CAP Theorem
The CAP theorem states that a distributed data store can provide at most two of three guarantees: Consistency, Availability, and Partition Tolerance — and since network partitions are inevitable, the real choice is between consistency and availability during a partition.
Proposed by Eric Brewer in 2000 and proven by Gilbert and Lynch in 2002, CAP says a distributed system can guarantee at most two of: Consistency (every read gets the most recent write), Availability (every request gets a response), and Partition Tolerance (the system works despite network failures between nodes). Since network partitions will happen in any distributed system, the practical choice is CP (consistent but may reject requests during partitions — e.g., HBase, MongoDB with majority reads) or AP (available but may return stale data — e.g., Cassandra, DynamoDB). Most real systems are tunable rather than strictly CP or AP.
Tradeoffs
Strengths of CP Systems
- Data correctness guaranteed — critical for financial, inventory, and coordination systems
- Easier to reason about — no stale reads or conflicting writes
- Supports strong transactions (serializable isolation)
Weaknesses of CP Systems
- Higher latency (consensus rounds between replicas)

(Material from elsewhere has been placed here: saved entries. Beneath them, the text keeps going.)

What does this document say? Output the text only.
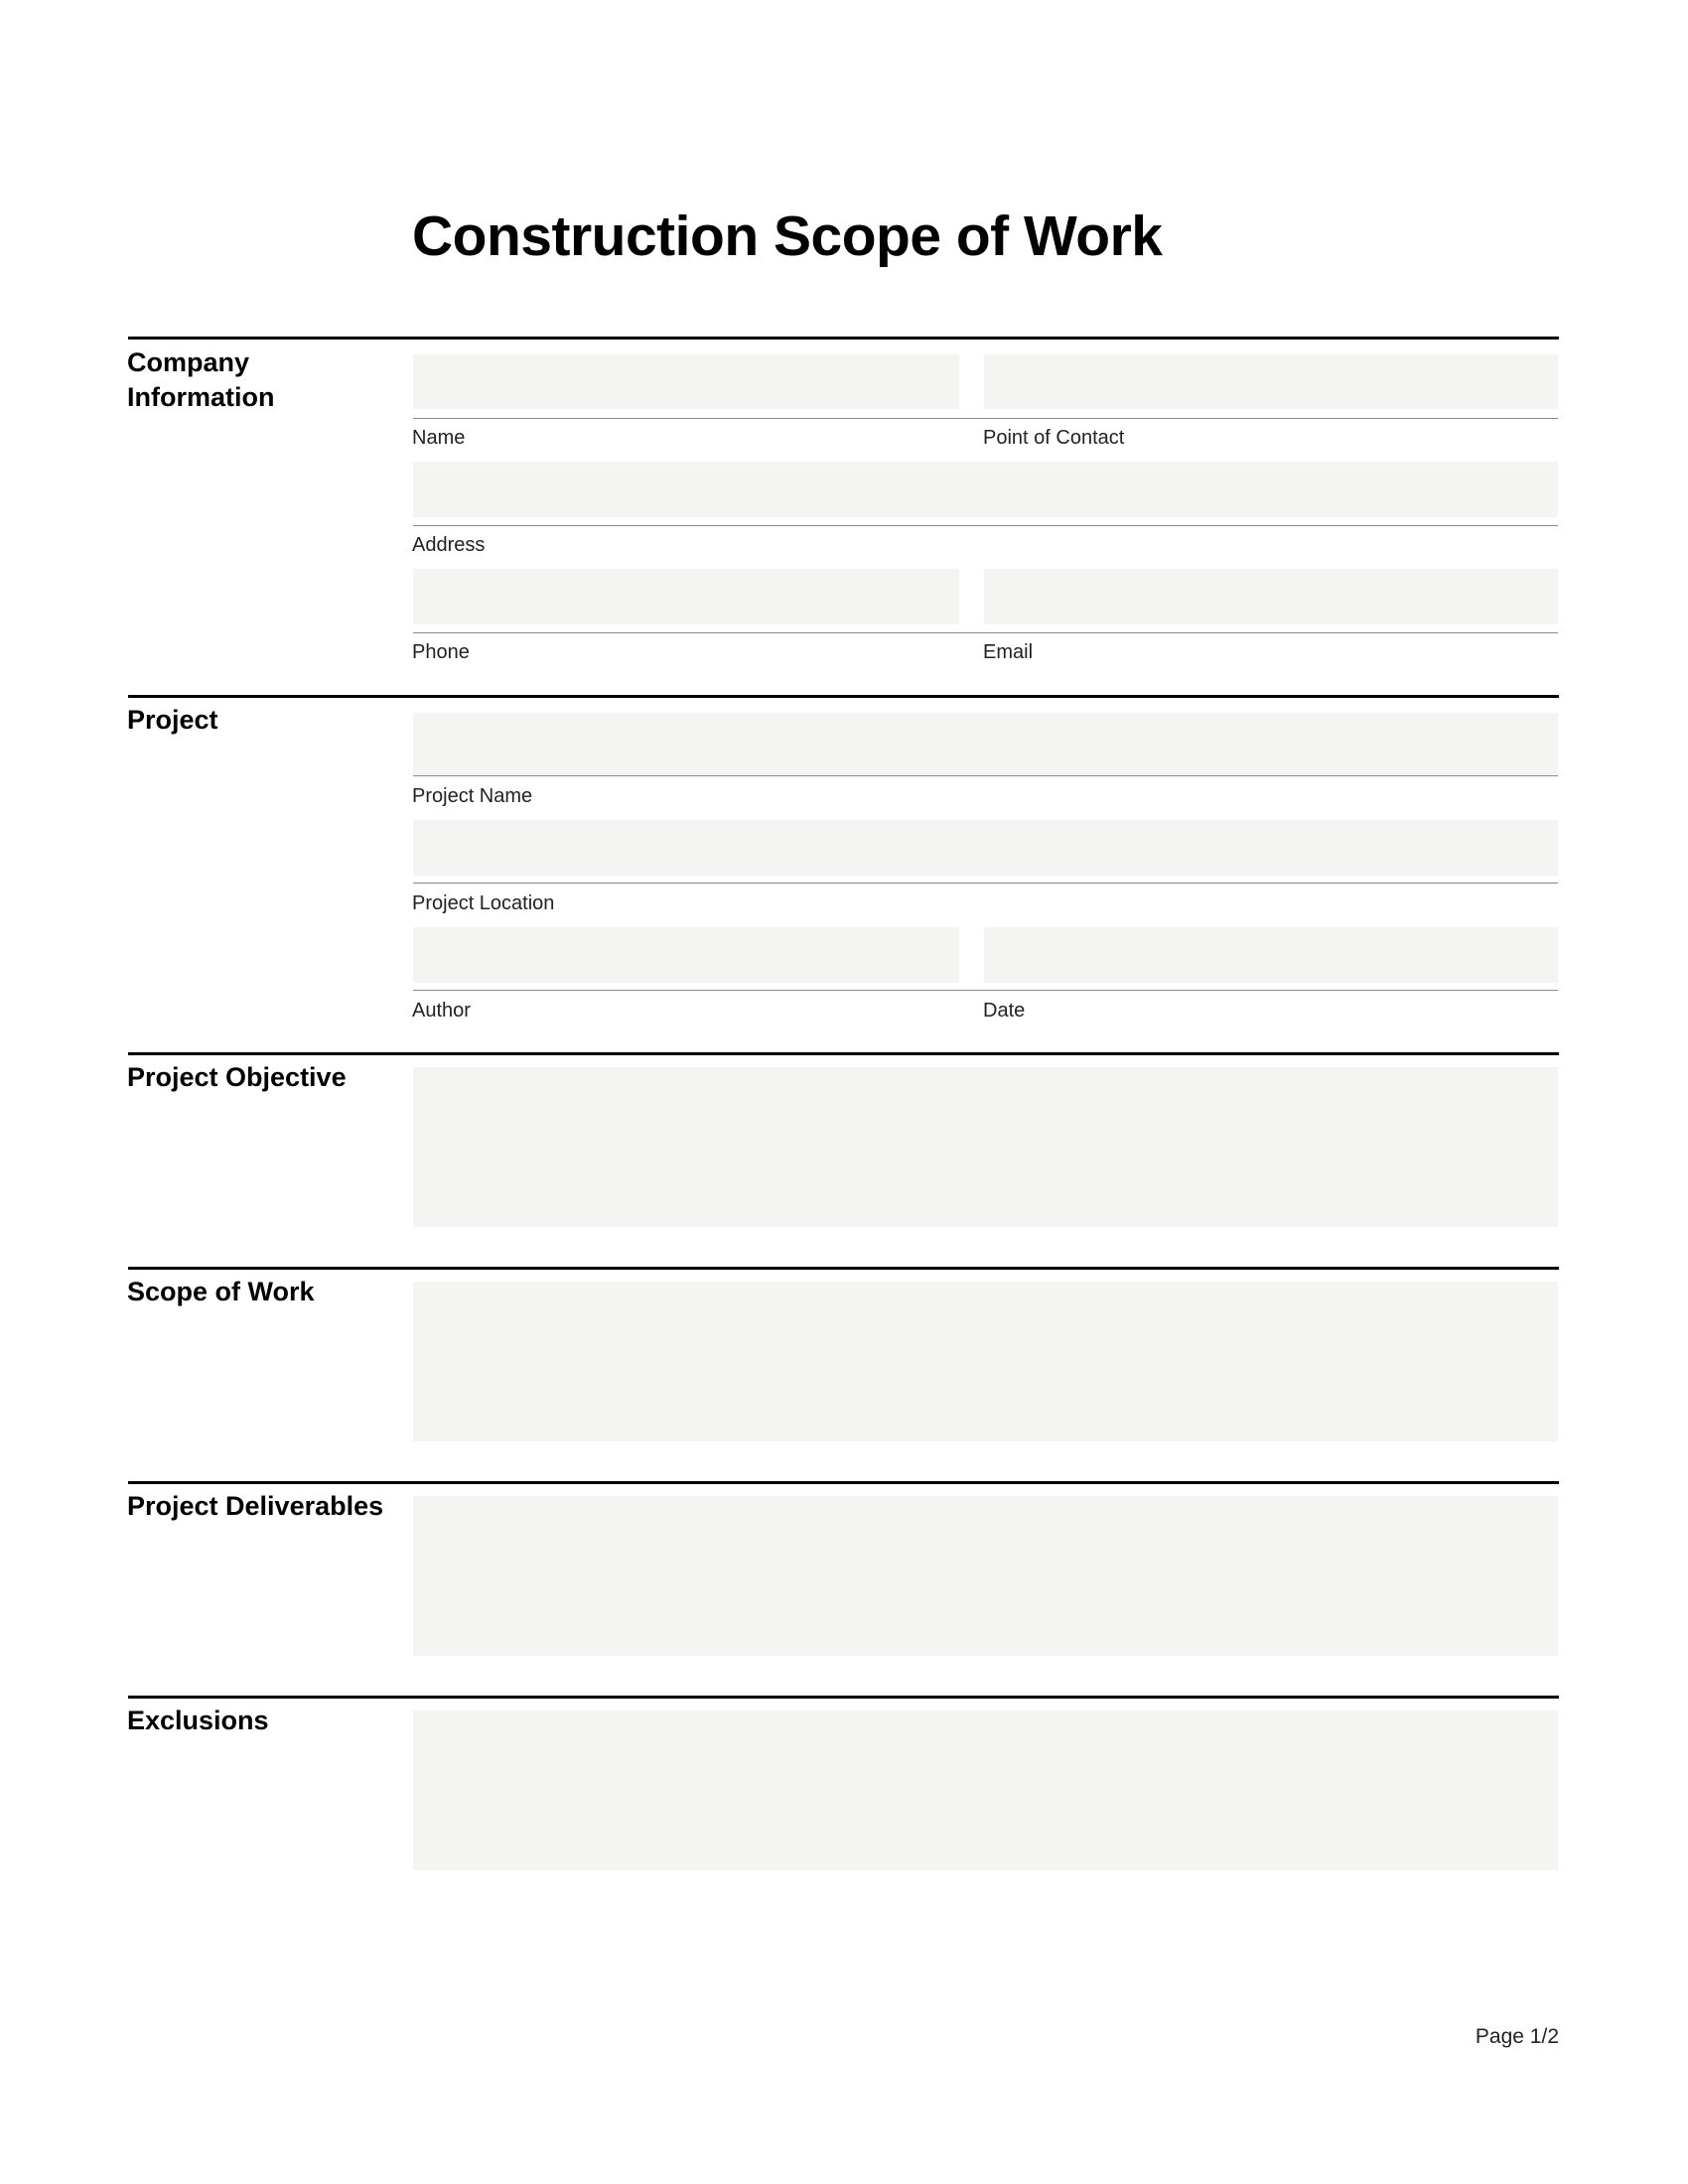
Construction Scope of Work
Company Information
Name	Point of Contact
Address
Phone	Email
Project
Project Name
Project Location
Author	Date
Project Objective
Scope of Work
Project Deliverables
Exclusions
Page 1/2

- Reduced availability during partitions (some requests are rejected)
- More complex failure handling
Strengths of AP Systems
- Always responsive — better user experience during failures
- Lower latency (no cross-node coordination for reads)
- Better throughput at scale
Weaknesses of AP Systems
- Stale reads are possible and must be handled by the application
- Conflict resolution required (last-writer-wins, vector clocks, CRDTs)

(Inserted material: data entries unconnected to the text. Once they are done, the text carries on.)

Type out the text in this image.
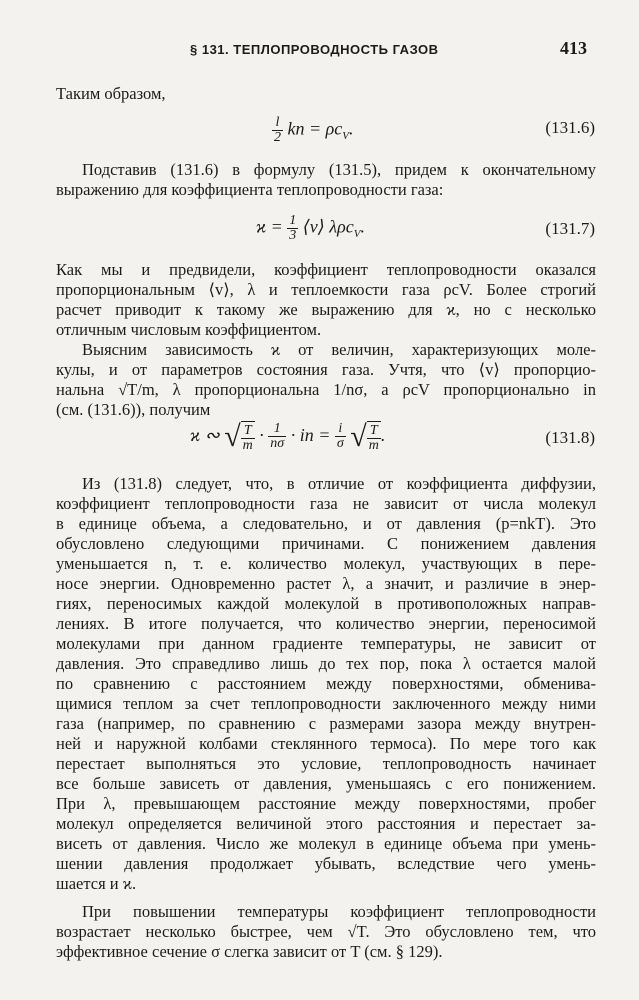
§ 131. ТЕПЛОПРОВОДНОСТЬ ГАЗОВ	413
Таким образом,
$\frac{l}{2}$ kn = $\rho c_V$.	(131.6)
Подставив (131.6) в формулу (131.5), придем к окончательному
выражению для коэффициента теплопроводности газа:
$ϰ = \frac{1}{3}$ ⟨v⟩ λρc$_V$.	(131.7)
Как мы и предвидели, коэффициент теплопроводности оказался
пропорциональным ⟨v⟩, λ и теплоемкости газа ρcV. Более строгий
расчет приводит к такому же выражению для ϰ, но с несколько
отличным числовым коэффициентом.
Выясним зависимость ϰ от величин, характеризующих моле-
кулы, и от параметров состояния газа. Учтя, что ⟨v⟩ пропорцио-
нальна √T/m, λ пропорциональна 1/nσ, а ρcV пропорционально in
(см. (131.6)), получим
ϰ ∾ √ $\frac{T}{m} \cdot \frac{1}{n\sigma}$ · in = $\frac{i}{\sigma}$ √ $\frac{T}{m}$ .	(131.8)
Из (131.8) следует, что, в отличие от коэффициента диффузии,
коэффициент теплопроводности газа не зависит от числа молекул
в единице объема, а следовательно, и от давления (p=nkT). Это
обусловлено следующими причинами. С понижением давления
уменьшается n, т. е. количество молекул, участвующих в пере-
носе энергии. Одновременно растет λ, а значит, и различие в энер-
гиях, переносимых каждой молекулой в противоположных направ-
лениях. В итоге получается, что количество энергии, переносимой
молекулами при данном градиенте температуры, не зависит от
давления. Это справедливо лишь до тех пор, пока λ остается малой
по сравнению с расстоянием между поверхностями, обменива-
щимися теплом за счет теплопроводности заключенного между ними
газа (например, по сравнению с размерами зазора между внутрен-
ней и наружной колбами стеклянного термоса). По мере того как
перестает выполняться это условие, теплопроводность начинает
все больше зависеть от давления, уменьшаясь с его понижением.
При λ, превышающем расстояние между поверхностями, пробег
молекул определяется величиной этого расстояния и перестает за-
висеть от давления. Число же молекул в единице объема при умень-
шении давления продолжает убывать, вследствие чего умень-
шается и ϰ.
При повышении температуры коэффициент теплопроводности
возрастает несколько быстрее, чем √T. Это обусловлено тем, что
эффективное сечение σ слегка зависит от T (см. § 129).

- Harder to reason about correctness
Likely Follow-Up Questions
- Can you give an example of when you'd choose AP over CP?
- What's the difference between CAP consistency and ACID consistency?
- How does Google Spanner appear to violate CAP?
- What is eventual consistency and when is it acceptable?
- How does PACELC extend the CAP theorem?
- How would you handle a network partition in a payment system?